After getting his B.Tech. (Honors) from IIT-Bombay and Master’s in electrical engineering(MSEE) from Stanford University, Dilip worked at various organizations, starting as an individual contributor and then progressing to head an engineering organization of a division of a high-tech company, with $2B in sales, in California’s Silicon Valley. His current interest in coaching resulted from his career experiences spanning nearly four decades, at four very diverse organizations–and industries, including a major conglomerate in India, and from what it takes to re-invent oneself time and again, especially after a lay-off and with constraints that are beyond your control.
During the 45-plus years since his graduation, Dilip has reinvented himself time and again to explore new career horizons. When he left the corporate world, as head of engineering of a technology company, he started his own technology consulting business, helping high-tech and biotech companies streamline their product development processes. Dilip’s third career was working as a marketing consultant helping Fortune-500 companies dramatically improve their sales, based on a novel concept. It is during this work that Dilip realized that the greatest challenge most corporations face is available leadership resources and effectiveness; too many followers looking up to rudderless leadership.
Dilip then decided to work with corporations helping them understand the leadership process and how to increase leadership effectiveness at every level. Soon afterwards, when the job-market tanked in Silicon Valley in 2001, Dilip changed his career track yet again and decided to work initially with many high-tech refugees, who wanted expert guidance in their reinvention and reemployment. Quickly, Dilip expanded his practice to help professionals from all walks of life.
Now in his fifth career, Dilip works with professionals in the Silicon Valley and around the world helping with reinvention to get their dream jobs or vocations. As a career counselor and life coach, Dilip’s focus has been career transitions for professionals at all levels and engaging them in a purposeful pursuit.
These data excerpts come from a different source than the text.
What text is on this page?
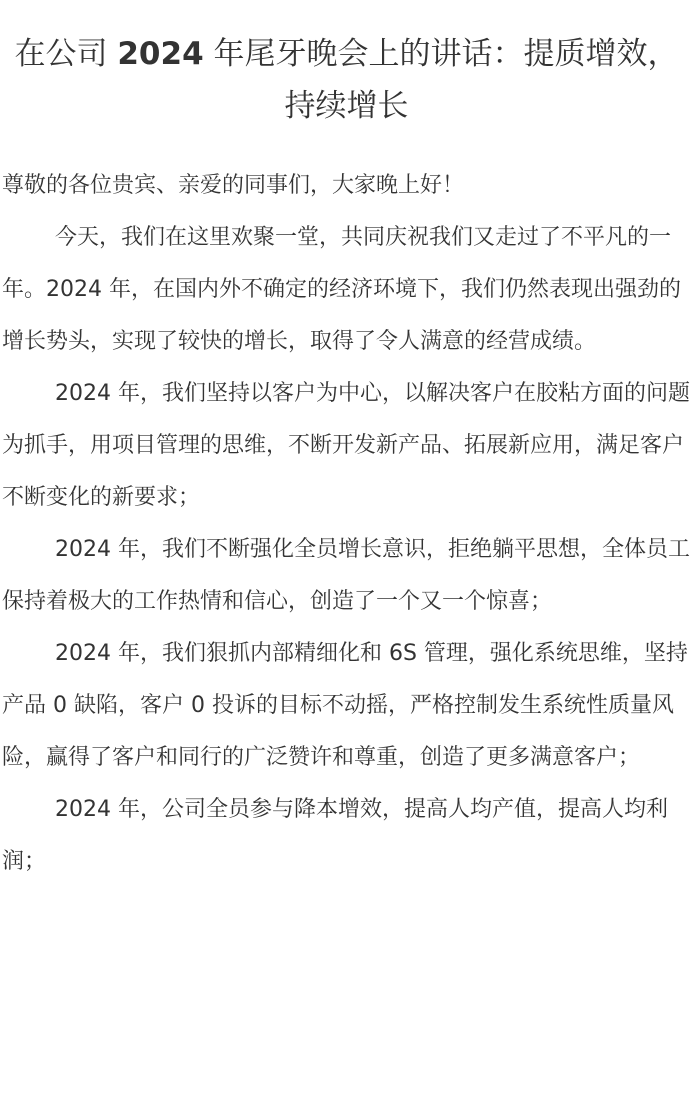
在公司 2024 年尾牙晚会上的讲话：提质增效，持续增长

尊敬的各位贵宾、亲爱的同事们，大家晚上好！

今天，我们在这里欢聚一堂，共同庆祝我们又走过了不平凡的一年。2024 年，在国内外不确定的经济环境下，我们仍然表现出强劲的增长势头，实现了较快的增长，取得了令人满意的经营成绩。

2024 年，我们坚持以客户为中心，以解决客户在胶粘方面的问题为抓手，用项目管理的思维，不断开发新产品、拓展新应用，满足客户不断变化的新要求；

2024 年，我们不断强化全员增长意识，拒绝躺平思想，全体员工保持着极大的工作热情和信心，创造了一个又一个惊喜；

2024 年，我们狠抓内部精细化和 6S 管理，强化系统思维，坚持产品 0 缺陷，客户 0 投诉的目标不动摇，严格控制发生系统性质量风险，赢得了客户和同行的广泛赞许和尊重，创造了更多满意客户；

2024 年，公司全员参与降本增效，提高人均产值，提高人均利润；
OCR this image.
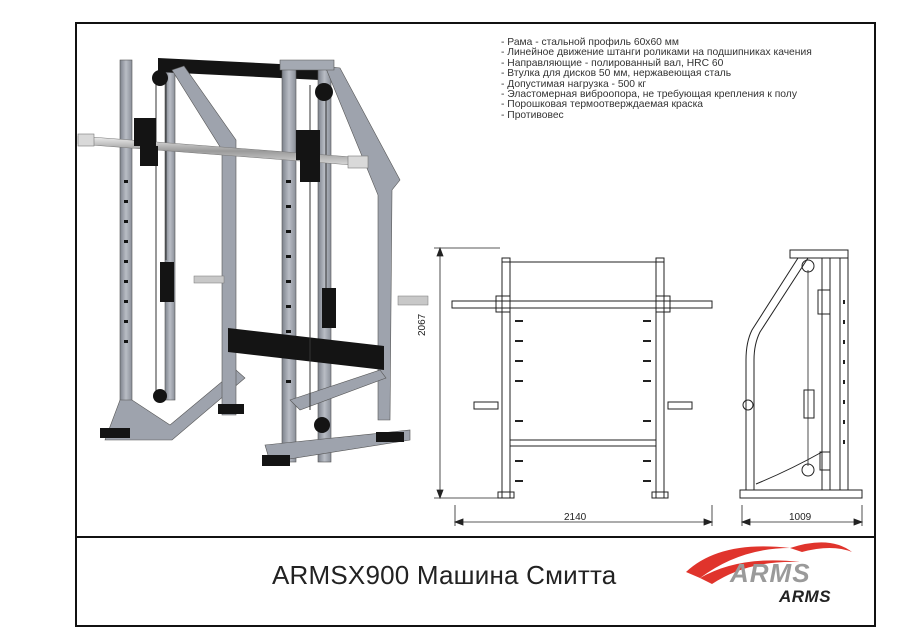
- Рама - стальной профиль 60х60 мм
- Линейное движение штанги роликами на подшипниках качения
- Направляющие - полированный вал, HRC 60
- Втулка для дисков 50 мм, нержавеющая сталь
- Допустимая нагрузка - 500 кг
- Эластомерная виброопора, не требующая крепления к полу
- Порошковая термоотверждаемая краска
- Противовес
2067
2140	1009
ARMSX900 Машина Смитта	ARMS
ARMS
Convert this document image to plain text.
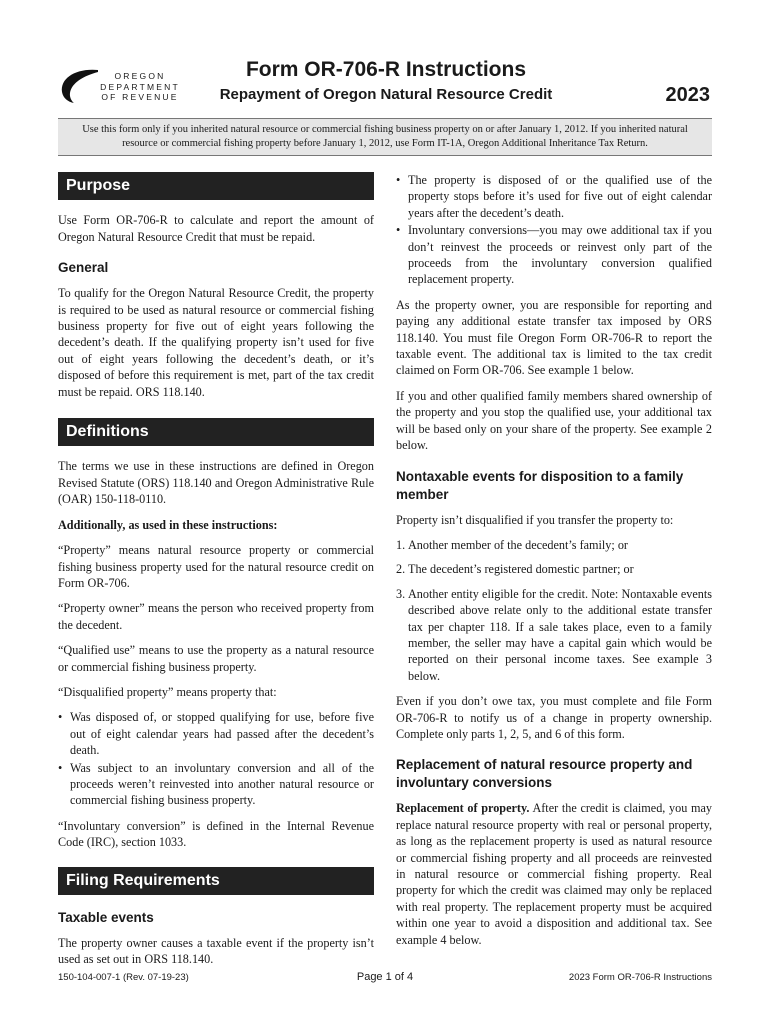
OREGON
DEPARTMENT
OF REVENUE
Form OR-706-R Instructions
Repayment of Oregon Natural Resource Credit	2023
Use this form only if you inherited natural resource or commercial fishing business property on or after January 1, 2012. If you inherited natural resource or commercial fishing property before January 1, 2012, use Form IT-1A, Oregon Additional Inheritance Tax Return.
Purpose

Use Form OR-706-R to calculate and report the amount of Oregon Natural Resource Credit that must be repaid.

General

To qualify for the Oregon Natural Resource Credit, the property is required to be used as natural resource or commercial fishing business property for five out of eight years following the decedent’s death. If the qualifying property isn’t used for five out of eight years following the decedent’s death, or it’s disposed of before this requirement is met, part of the tax credit must be repaid. ORS 118.140.

Definitions

The terms we use in these instructions are defined in Oregon Revised Statute (ORS) 118.140 and Oregon Administrative Rule (OAR) 150-118-0110.

Additionally, as used in these instructions:

“Property” means natural resource property or commercial fishing business property used for the natural resource credit on Form OR-706.

“Property owner” means the person who received property from the decedent.

“Qualified use” means to use the property as a natural resource or commercial fishing business property.

“Disqualified property” means property that:

• Was disposed of, or stopped qualifying for use, before five out of eight calendar years had passed after the decedent’s death.
• Was subject to an involuntary conversion and all of the proceeds weren’t reinvested into another natural resource or commercial fishing business property.

“Involuntary conversion” is defined in the Internal Revenue Code (IRC), section 1033.

Filing Requirements
Taxable events

The property owner causes a taxable event if the property isn’t used as set out in ORS 118.140.

• The property is disposed of or the qualified use of the property stops before it’s used for five out of eight calendar years after the decedent’s death.
• Involuntary conversions—you may owe additional tax if you don’t reinvest the proceeds or reinvest only part of the proceeds from the involuntary conversion qualified replacement property.

As the property owner, you are responsible for reporting and paying any additional estate transfer tax imposed by ORS 118.140. You must file Oregon Form OR-706-R to report the taxable event. The additional tax is limited to the tax credit claimed on Form OR-706. See example 1 below.

If you and other qualified family members shared ownership of the property and you stop the qualified use, your additional tax will be based only on your share of the property. See example 2 below.

Nontaxable events for disposition to a family member

Property isn’t disqualified if you transfer the property to:

1. Another member of the decedent’s family; or
2. The decedent’s registered domestic partner; or
3. Another entity eligible for the credit. Note: Nontaxable events described above relate only to the additional estate transfer tax per chapter 118. If a sale takes place, even to a family member, the seller may have a capital gain which would be reported on their personal income taxes. See example 3 below.

Even if you don’t owe tax, you must complete and file Form OR-706-R to notify us of a change in property ownership. Complete only parts 1, 2, 5, and 6 of this form.

Replacement of natural resource property and involuntary conversions

Replacement of property. After the credit is claimed, you may replace natural resource property with real or personal property, as long as the replacement property is used as natural resource or commercial fishing property and all proceeds are reinvested in natural resource or commercial fishing property. Real property for which the credit was claimed may only be replaced with real property. The replacement property must be acquired within one year to avoid a disposition and additional tax. See example 4 below.

150-104-007-1 (Rev. 07-19-23)	Page 1 of 4	2023 Form OR-706-R Instructions
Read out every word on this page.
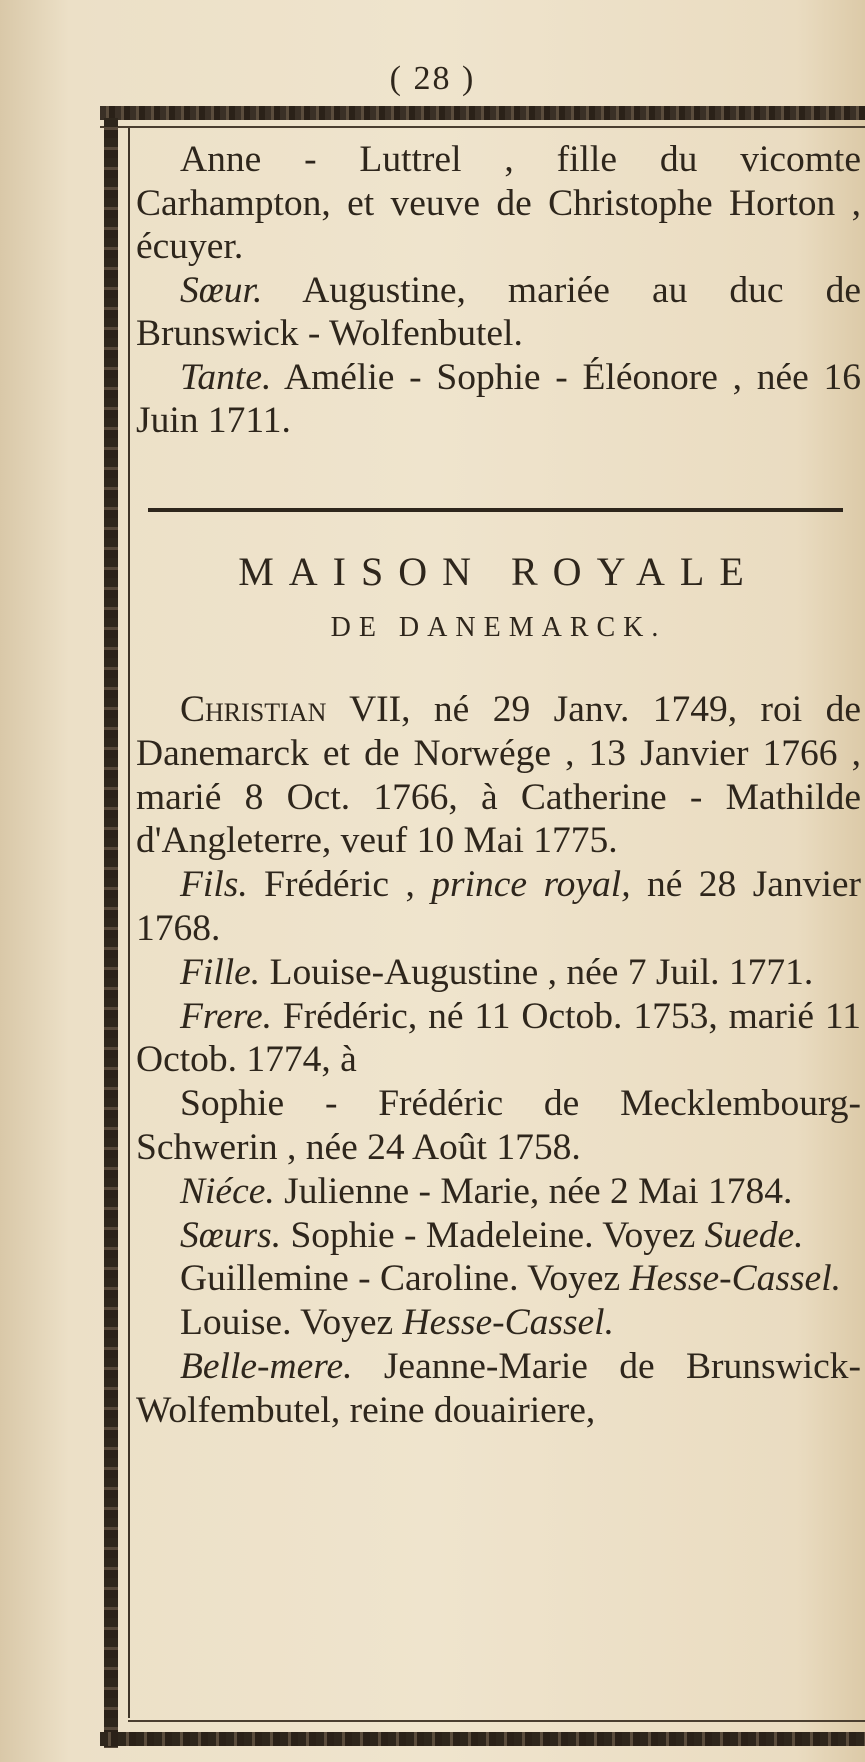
( 28 )

Anne - Luttrel , fille du vicomte Carhampton, et veuve de Christophe Horton , écuyer.

Sœur. Augustine, mariée au duc de Brunswick - Wolfenbutel.

Tante. Amélie - Sophie - Éléonore , née 16 Juin 1711.

MAISON ROYALE
DE DANEMARCK.

Christian VII, né 29 Janv. 1749, roi de Danemarck et de Norwége , 13 Janvier 1766 , marié 8 Oct. 1766, à Catherine - Mathilde d'Angleterre, veuf 10 Mai 1775.

Fils. Frédéric , prince royal, né 28 Janvier 1768.

Fille. Louise-Augustine , née 7 Juil. 1771.

Frere. Frédéric, né 11 Octob. 1753, marié 11 Octob. 1774, à

Sophie - Frédéric de Mecklembourg-Schwerin , née 24 Août 1758.

Niéce. Julienne - Marie, née 2 Mai 1784.

Sœurs. Sophie - Madeleine. Voyez Suede.

Guillemine - Caroline. Voyez Hesse-Cassel.

Louise. Voyez Hesse-Cassel.

Belle-mere. Jeanne-Marie de Brunswick-Wolfembutel, reine douairiere,
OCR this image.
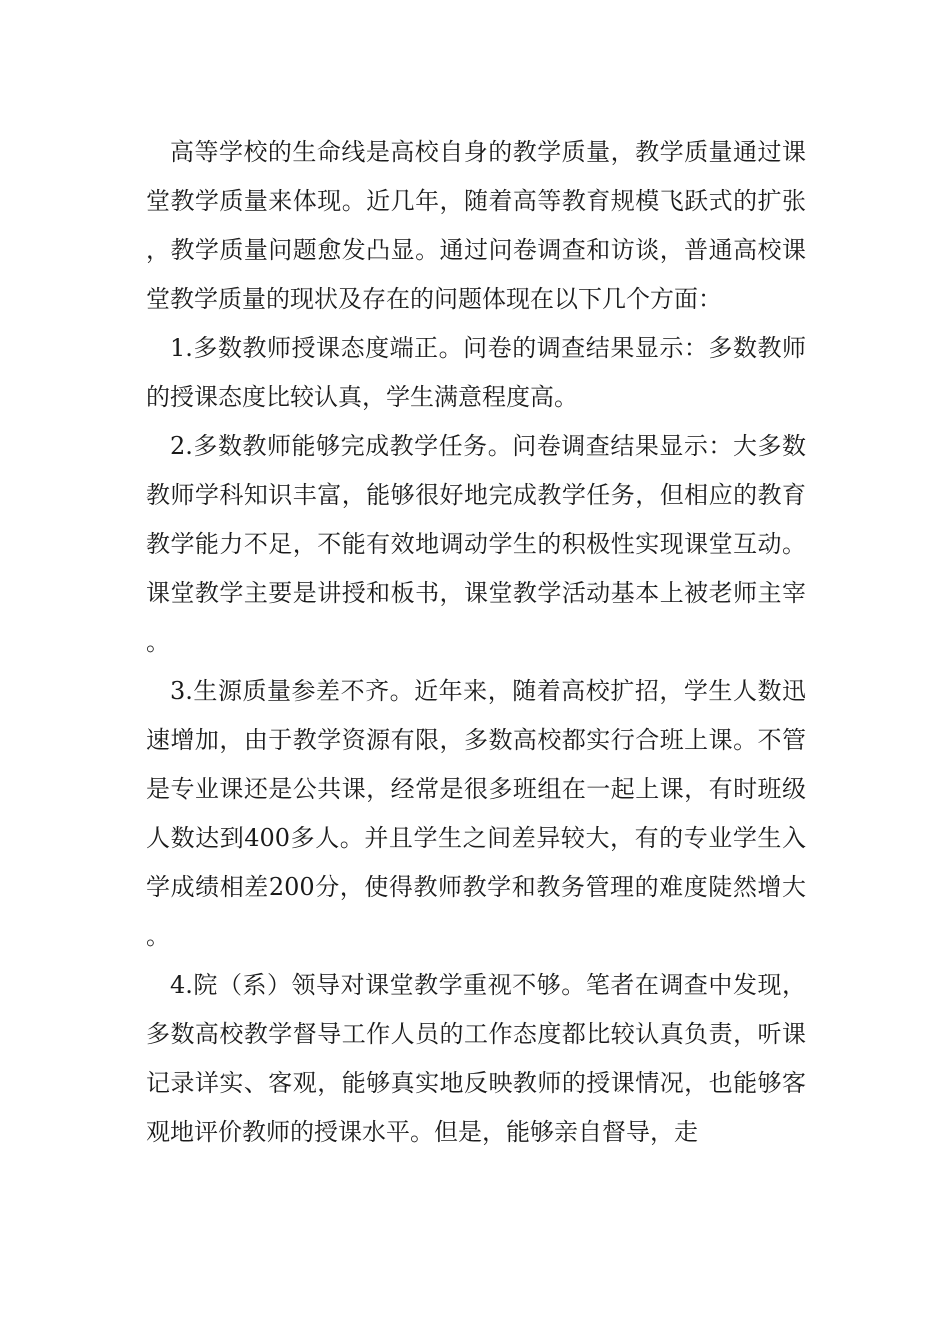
高等学校的生命线是高校自身的教学质量，教学质量通过课堂教学质量来体现。近几年，随着高等教育规模飞跃式的扩张，教学质量问题愈发凸显。通过问卷调查和访谈，普通高校课堂教学质量的现状及存在的问题体现在以下几个方面：

1.多数教师授课态度端正。问卷的调查结果显示：多数教师的授课态度比较认真，学生满意程度高。

2.多数教师能够完成教学任务。问卷调查结果显示：大多数教师学科知识丰富，能够很好地完成教学任务，但相应的教育教学能力不足，不能有效地调动学生的积极性实现课堂互动。课堂教学主要是讲授和板书，课堂教学活动基本上被老师主宰。

3.生源质量参差不齐。近年来，随着高校扩招，学生人数迅速增加，由于教学资源有限，多数高校都实行合班上课。不管是专业课还是公共课，经常是很多班组在一起上课，有时班级人数达到400多人。并且学生之间差异较大，有的专业学生入学成绩相差200分，使得教师教学和教务管理的难度陡然增大。

4.院（系）领导对课堂教学重视不够。笔者在调查中发现，多数高校教学督导工作人员的工作态度都比较认真负责，听课记录详实、客观，能够真实地反映教师的授课情况，也能够客观地评价教师的授课水平。但是，能够亲自督导，走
Working with them, he has developed many groundbreaking approaches to career transition that are now published in five books, his weekly blogs, and hundreds of articles. He has worked with those looking for a change in their careers–re-invention–and jobs at levels ranging from CEOs to hospital orderlies. He has developed numerous seminars and workshops to complement his individual coaching for helping others with making career and life transitions.
Dilip’s central theme in his practice is to help clients discover their latent genius and then build a value proposition around it to articulate a strong verbal brand.
Throughout this journey, Dilip has come up with many groundbreaking practices such as an Inductive Résumé and the Genius Extraction Tool. Dilip owns two patents, has two publications in the Harvard Business Review and has led a CEO roundtable for Chief Executive on Customer Loyalty. Both Amazon and B&N list numerous reviews on his five books. Dilip is also listed in Who’s Who, has appeared several times on CNN Headline News/Comcast Local Edition, as well as in the San Francisco Chronicle in its career columns. Dilip is a contributing writer to several publications. Dilip is a sought-after speaker at public and private forums on jobs, careers, leadership challenges, and how to be an effective leader.